Using genetic engineering and advanced fermentation techniques, these researchers got yeast to bleed mass quantities of the protein soy leghemoglobin, a compound generally found in soybean roots but is chemically similar to the myoglobin found in our very own mammalian veins. Both the compounds contain heme - and heme is at the core of what makes Impossible possible. Heme looks and tastes like blood, and when added to textured soy protein along with a few other ingredients, it makes for an extremely convincing burger with a rich, meaty taste.


CONTROVERSY:


Despite its immense success, the company has had its fair share of controversies. A handful of frustrated employees resorted to writing reviews on Glassdoor, thereby exposing a culture of ‘overwhelming arrogance’ and ‘some of the worst management in the bay area’.


One employee went on to write, “The CEO has good intentions (and is a true scientific genius), but is a terrible business leader.”

The company must also continue to wade through negative perceptions referring to its product as “processed crap that comes in a box.” The company usually does not prefer to talk about the provenance of heme, its magic ingredient, primarily because its production is outsourced to a contractor who makes them in a microbial fermentation plant that has also churned out antibiotics, biopharmaceuticals, and enzymes used in biofuels.


Another widespread controversy that engulfed the company was due to the petitioning of FDA by the Center for Food Safety, an environmental group, to keep Impossible meat out of groceries, contending that heme has not been subjected to sufficiently rigorous testing.

RETAIL EXPANSION & FUTURE SCOPE:


While COVID-19 was touted as one of the most daunting times in the history of mankind that catapulted myriad negative externalities, a major one is that it has hit meat production adversely.

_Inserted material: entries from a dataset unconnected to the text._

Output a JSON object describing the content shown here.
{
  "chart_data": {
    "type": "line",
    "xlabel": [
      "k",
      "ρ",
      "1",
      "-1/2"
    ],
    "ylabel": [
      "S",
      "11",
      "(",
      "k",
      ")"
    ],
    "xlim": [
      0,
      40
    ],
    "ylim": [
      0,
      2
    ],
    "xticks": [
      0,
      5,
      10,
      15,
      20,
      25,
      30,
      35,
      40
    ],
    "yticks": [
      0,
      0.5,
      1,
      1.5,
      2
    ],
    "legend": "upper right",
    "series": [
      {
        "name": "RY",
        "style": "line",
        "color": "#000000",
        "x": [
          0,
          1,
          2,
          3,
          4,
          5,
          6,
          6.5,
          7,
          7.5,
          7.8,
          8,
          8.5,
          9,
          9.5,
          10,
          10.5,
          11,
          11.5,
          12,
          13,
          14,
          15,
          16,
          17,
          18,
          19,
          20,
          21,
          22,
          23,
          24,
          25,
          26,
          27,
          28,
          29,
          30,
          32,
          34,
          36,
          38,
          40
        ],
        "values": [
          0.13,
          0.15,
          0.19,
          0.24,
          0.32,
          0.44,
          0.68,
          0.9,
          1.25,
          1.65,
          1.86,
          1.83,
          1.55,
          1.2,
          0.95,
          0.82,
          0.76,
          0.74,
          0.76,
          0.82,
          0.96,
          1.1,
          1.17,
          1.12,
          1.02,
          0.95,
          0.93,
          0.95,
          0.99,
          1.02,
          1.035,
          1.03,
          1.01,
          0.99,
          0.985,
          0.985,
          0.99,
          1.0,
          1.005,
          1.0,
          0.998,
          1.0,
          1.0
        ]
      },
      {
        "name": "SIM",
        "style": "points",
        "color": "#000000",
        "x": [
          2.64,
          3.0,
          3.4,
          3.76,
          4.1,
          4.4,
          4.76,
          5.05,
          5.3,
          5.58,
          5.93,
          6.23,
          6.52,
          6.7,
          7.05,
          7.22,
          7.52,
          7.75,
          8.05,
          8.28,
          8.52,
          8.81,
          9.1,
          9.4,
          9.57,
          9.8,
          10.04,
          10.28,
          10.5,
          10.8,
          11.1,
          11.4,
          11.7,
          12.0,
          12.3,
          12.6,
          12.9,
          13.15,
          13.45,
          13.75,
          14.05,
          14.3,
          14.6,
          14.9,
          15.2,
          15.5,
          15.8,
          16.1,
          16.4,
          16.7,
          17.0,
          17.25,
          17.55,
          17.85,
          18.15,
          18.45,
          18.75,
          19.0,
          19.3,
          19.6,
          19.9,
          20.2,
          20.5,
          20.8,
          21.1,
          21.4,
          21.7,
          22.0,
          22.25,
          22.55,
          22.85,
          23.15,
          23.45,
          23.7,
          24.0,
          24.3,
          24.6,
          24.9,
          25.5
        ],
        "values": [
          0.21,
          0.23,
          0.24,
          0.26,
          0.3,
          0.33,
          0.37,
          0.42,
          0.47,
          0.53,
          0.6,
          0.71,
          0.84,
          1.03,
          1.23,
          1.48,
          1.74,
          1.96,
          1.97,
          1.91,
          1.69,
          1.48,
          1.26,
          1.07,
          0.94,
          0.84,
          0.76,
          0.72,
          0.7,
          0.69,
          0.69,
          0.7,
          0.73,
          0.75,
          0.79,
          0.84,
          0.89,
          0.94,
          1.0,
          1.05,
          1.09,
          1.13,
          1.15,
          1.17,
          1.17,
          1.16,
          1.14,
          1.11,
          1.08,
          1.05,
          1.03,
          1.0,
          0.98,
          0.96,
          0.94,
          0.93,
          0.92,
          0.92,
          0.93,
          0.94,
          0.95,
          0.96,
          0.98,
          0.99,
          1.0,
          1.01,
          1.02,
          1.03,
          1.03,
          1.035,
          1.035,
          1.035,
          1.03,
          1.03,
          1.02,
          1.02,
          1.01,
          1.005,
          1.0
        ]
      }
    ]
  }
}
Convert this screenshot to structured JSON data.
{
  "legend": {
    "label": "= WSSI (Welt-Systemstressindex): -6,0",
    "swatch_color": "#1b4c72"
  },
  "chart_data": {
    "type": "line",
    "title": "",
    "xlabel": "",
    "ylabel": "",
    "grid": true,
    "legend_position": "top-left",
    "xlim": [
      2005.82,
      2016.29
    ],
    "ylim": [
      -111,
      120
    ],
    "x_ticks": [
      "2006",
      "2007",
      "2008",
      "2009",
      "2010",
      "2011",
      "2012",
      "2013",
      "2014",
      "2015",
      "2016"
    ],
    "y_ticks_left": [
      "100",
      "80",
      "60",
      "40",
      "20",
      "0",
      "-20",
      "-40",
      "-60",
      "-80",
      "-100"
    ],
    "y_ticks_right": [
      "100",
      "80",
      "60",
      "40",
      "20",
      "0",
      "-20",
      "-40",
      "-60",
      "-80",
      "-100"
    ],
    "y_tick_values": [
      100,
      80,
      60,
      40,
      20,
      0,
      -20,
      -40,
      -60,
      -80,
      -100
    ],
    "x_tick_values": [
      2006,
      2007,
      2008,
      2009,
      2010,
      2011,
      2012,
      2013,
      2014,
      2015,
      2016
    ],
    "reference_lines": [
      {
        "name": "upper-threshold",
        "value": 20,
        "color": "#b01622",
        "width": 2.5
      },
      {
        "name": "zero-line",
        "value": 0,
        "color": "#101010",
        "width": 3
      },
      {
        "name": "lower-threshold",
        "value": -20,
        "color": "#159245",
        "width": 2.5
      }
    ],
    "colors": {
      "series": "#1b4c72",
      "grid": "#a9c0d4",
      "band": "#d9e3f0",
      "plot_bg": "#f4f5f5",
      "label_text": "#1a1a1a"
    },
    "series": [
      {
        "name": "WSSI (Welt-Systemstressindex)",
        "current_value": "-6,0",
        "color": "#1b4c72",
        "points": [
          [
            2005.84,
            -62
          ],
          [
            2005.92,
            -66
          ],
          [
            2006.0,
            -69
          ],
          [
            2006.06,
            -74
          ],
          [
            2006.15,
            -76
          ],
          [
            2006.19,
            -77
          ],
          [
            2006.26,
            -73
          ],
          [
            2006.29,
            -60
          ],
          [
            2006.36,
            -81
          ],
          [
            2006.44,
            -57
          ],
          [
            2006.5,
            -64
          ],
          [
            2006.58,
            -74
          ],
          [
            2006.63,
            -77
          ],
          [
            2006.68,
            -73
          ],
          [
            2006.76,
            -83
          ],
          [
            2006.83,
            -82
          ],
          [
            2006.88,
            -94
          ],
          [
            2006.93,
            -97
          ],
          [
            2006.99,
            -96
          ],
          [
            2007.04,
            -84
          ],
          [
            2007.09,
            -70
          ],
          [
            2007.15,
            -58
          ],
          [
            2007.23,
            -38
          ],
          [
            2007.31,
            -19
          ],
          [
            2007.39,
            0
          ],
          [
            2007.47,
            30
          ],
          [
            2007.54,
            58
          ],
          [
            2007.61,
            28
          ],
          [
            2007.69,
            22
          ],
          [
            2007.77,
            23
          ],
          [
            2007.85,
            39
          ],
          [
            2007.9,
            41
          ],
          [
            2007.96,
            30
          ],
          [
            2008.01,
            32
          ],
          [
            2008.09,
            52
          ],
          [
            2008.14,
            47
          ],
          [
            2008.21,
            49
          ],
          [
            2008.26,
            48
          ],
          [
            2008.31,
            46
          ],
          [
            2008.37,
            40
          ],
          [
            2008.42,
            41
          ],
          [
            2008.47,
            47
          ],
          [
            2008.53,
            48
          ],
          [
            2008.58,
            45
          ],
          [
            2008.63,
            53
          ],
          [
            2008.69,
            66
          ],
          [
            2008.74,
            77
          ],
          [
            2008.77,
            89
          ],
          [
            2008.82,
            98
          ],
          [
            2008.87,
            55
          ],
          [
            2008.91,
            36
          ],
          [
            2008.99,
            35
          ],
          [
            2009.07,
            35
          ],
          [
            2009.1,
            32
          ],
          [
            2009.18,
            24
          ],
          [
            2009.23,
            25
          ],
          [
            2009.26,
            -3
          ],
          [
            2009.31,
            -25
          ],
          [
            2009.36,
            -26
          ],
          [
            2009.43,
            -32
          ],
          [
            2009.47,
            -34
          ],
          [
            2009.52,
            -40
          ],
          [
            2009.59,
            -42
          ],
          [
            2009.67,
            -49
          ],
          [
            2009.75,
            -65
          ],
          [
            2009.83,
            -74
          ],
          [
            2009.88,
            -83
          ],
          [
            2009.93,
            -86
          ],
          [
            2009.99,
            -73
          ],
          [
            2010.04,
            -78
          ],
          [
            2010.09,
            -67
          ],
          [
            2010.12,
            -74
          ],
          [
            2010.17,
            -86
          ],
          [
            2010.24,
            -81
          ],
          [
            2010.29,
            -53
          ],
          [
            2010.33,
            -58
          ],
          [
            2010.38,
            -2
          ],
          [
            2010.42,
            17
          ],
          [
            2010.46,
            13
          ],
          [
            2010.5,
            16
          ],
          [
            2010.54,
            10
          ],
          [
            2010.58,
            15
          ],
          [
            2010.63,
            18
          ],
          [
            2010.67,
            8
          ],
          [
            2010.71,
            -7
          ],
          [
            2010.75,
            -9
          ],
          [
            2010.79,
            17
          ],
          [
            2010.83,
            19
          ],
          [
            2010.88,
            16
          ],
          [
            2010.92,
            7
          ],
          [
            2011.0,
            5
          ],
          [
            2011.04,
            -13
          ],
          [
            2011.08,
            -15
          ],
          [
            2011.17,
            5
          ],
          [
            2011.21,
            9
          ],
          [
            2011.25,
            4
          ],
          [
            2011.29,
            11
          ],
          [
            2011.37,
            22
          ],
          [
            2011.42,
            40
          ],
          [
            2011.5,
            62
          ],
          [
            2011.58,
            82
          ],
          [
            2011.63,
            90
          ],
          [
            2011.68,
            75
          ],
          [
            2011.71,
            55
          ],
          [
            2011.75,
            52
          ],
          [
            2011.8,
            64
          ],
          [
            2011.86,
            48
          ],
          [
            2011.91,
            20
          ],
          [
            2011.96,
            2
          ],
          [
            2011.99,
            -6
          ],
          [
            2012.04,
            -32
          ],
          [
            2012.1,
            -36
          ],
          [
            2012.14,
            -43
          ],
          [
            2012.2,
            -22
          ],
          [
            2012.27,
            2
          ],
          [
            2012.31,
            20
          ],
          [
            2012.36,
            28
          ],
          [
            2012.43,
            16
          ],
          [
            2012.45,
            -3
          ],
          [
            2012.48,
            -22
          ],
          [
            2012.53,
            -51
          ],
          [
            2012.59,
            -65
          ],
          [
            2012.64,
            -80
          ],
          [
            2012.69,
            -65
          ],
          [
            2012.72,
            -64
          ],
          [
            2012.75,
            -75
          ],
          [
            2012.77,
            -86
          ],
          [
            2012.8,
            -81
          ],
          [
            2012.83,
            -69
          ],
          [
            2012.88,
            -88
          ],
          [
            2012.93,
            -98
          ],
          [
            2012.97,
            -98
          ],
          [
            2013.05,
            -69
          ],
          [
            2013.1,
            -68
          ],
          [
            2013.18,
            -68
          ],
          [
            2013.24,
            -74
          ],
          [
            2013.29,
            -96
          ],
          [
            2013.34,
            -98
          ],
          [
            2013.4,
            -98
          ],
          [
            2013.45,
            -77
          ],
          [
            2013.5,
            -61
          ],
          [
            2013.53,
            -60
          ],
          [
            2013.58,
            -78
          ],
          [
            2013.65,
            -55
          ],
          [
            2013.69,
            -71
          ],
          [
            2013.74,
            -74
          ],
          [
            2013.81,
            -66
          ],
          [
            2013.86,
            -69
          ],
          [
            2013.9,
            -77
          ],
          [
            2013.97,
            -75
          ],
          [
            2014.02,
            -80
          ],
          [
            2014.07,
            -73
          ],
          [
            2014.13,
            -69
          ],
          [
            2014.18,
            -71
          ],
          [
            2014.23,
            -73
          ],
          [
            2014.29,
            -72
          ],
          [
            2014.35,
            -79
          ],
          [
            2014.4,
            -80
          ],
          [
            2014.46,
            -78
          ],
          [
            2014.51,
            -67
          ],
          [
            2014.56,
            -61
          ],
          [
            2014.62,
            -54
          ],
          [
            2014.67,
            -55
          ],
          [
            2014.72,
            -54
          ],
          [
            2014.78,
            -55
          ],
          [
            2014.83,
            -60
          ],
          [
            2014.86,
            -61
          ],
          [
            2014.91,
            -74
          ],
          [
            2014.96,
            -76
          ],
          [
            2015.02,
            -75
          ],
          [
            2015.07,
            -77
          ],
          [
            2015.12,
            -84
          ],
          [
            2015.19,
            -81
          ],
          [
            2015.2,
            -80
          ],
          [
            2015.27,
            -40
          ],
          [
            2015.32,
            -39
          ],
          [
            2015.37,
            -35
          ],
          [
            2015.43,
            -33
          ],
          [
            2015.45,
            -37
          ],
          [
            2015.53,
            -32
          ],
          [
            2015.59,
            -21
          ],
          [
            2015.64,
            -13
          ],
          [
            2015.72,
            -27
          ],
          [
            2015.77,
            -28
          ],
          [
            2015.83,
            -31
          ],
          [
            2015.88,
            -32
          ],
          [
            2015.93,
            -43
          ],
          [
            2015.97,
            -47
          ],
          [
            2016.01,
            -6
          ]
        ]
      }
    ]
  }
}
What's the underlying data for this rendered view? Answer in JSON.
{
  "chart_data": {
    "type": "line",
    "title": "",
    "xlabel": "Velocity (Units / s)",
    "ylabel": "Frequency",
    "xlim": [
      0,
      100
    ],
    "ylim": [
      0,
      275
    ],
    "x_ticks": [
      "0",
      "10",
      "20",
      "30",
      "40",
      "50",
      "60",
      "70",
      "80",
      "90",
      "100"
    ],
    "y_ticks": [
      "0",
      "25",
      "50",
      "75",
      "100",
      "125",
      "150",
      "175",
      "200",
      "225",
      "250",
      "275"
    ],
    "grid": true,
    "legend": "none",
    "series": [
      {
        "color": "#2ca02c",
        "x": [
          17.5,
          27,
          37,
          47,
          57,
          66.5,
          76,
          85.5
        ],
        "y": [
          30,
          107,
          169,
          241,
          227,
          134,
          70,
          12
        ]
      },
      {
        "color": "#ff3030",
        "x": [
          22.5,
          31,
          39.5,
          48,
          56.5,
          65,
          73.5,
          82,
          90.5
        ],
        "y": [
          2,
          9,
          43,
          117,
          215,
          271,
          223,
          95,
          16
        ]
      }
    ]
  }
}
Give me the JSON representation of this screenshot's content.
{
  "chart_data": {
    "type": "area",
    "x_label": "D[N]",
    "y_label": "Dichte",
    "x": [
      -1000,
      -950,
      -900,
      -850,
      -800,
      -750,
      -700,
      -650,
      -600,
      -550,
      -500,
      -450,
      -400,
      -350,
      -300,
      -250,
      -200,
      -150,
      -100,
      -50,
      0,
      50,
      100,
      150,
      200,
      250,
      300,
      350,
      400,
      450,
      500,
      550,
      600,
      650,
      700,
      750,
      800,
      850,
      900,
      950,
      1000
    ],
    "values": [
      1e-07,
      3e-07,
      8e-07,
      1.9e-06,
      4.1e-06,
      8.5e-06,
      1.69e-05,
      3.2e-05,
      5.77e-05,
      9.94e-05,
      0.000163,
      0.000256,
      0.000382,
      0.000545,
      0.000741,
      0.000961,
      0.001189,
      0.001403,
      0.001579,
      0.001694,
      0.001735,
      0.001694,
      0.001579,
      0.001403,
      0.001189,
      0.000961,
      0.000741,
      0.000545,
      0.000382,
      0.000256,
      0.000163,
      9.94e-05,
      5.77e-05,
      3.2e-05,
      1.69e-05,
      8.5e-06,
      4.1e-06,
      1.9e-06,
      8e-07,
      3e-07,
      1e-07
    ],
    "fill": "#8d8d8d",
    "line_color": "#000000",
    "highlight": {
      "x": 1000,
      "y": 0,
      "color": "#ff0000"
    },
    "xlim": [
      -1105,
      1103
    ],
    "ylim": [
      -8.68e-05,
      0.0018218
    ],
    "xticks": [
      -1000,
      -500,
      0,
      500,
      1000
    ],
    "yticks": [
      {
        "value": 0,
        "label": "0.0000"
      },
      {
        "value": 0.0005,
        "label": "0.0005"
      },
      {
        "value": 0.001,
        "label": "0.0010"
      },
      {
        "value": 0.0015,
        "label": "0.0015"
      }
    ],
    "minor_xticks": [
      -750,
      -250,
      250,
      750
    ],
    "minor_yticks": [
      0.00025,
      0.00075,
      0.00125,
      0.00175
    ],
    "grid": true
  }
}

Subsequently, fast food joints are running dangerously low on meat-based items. This presents a mammoth opportunity for the plant-based meat category. As a result, Impossible Foods can use this as bait to expand its retail presence multifold, a move concurrent with the mission statement of serving “2700 grocery stores and thousands of restaurants” nation-wide.

Fig: Global Plant-Based Market Stats by Technavio


The company is now also planning to widen its product range by conducting research to further its offerings. While Impossible Foods is unequivocally trying to achieve the impossible, the technology they employ in their development process will definitely find application in the future if land and water become scarce resources owing to alarmingly increasing rates of global warming.


Impossible Foods is evidently taking a measured approach to retail, by selling only in small chains as of now. This slow rollout makes it slightly vulnerable to the predatory competition: Beyond Meat is already present in 28,000 U.S. groceries, and Nestlé, Tyson, and Don Lee Farms have recently launched simulated-meat products. The beef industry is also fighting back, with lobbying in nearly 24 states to ban the phrase ‘plant-based meat.’ Impossible Foods would not have the newest technology forever, either, with newbies working on gadgets like 3-D printers that make steak. And the company is burning cash as it expands its production facilities and develops new offerings, from breakfast sausage to pork and fried chicken.


This is only the beginning of a new era of high-tech, genetically engineered foods. In the near future, our planet will have to weather a climate in chaos. In such a scenario, the focus should be on improving efficiency so that maximum people can be fed without the need for more land, water, and fertilizers or pesticides.


Humanity will most definitely have to cut back on its meat consumption. Companies like Impossible Foods challenge to change this status-quo more dramatically than any company possibly in history has ever done it. It remains to be seen if their plant-based offerings can actually satiate the taste buds of meat loyalists. But it surely is the dawn of a new epoch!